2. This question relates to solving a simple differential equation using matrix methods.
The personal data can be found on Moodle by running the MATLAB code. Using the
details of a differential equation and associated boundary conditions provided here,
you should determine the solution using matrix methods. Be sure to clearly annotate
your solutions including graphs and diagrams where necessary.
Figure Q2 presents a simply supported beam under a uniformly distributed load. The
deflection of the beam can be computed with the:
y(x) = \frac{W}{24EI}(-x^4 + 2Lx^3 - L^3x) \quad \text{(EQ1)}
Where x is the distance (m) from the left end, E is the modulus of elasticity ($\frac{N}{m^2}$), I is
second moment of inertia ($m^4$), W is load ($\frac{kN}{m}$) and L is the length (m).
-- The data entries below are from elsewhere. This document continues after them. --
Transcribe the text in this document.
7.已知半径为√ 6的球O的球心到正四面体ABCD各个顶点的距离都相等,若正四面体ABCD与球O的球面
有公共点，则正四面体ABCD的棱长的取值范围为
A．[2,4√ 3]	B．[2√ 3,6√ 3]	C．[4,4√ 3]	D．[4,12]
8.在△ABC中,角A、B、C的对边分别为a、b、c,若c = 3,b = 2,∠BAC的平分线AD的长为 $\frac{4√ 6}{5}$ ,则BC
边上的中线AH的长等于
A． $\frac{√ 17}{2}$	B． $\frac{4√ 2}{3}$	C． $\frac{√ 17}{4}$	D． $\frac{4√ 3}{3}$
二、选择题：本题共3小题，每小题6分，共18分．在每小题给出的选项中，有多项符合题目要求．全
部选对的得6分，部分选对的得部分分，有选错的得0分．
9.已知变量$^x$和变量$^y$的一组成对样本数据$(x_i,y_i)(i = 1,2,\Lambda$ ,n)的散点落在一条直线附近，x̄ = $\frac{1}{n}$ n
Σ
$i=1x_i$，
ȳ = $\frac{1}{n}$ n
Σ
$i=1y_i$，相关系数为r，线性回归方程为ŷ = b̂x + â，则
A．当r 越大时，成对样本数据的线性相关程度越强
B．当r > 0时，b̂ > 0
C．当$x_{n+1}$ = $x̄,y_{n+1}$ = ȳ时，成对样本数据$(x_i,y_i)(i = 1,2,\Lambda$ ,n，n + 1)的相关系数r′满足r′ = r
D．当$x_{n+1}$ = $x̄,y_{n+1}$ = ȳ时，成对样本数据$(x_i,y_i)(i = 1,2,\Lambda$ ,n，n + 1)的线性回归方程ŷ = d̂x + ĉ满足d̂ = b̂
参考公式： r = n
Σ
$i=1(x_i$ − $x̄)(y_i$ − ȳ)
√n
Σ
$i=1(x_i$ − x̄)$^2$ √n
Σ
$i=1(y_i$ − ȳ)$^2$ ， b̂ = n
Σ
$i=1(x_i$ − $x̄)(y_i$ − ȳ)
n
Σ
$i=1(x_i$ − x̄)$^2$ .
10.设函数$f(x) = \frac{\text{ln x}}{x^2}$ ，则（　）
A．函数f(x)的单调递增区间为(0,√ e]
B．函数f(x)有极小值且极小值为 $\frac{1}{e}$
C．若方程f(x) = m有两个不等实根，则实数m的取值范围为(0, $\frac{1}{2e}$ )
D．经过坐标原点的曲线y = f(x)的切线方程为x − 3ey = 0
The above
equation can be differentiated to yield the slope of the downward deflection as a
function of (x):
$\frac{dy}{dx} = \frac{W}{24EI}(-4x^3 + 6Lx^2 - L^3) \quad \text{(EQ2)}$
If y = 0 at x = 0, use this equation with Euler's method (i.e. Forward Finite Difference
Approximation) ($\Delta x = \frac{L}{5-1} = \frac{L}{4}$) to compute the deflection from x=0 to L at five
discrete points $x_n = (n - 1)\Delta x$, n = 1,2,...,5 (i.e.$x_0 = 0, x_1 = \Delta x, x_2 = 2\Delta x, ..., x_5 = 4\Delta x$).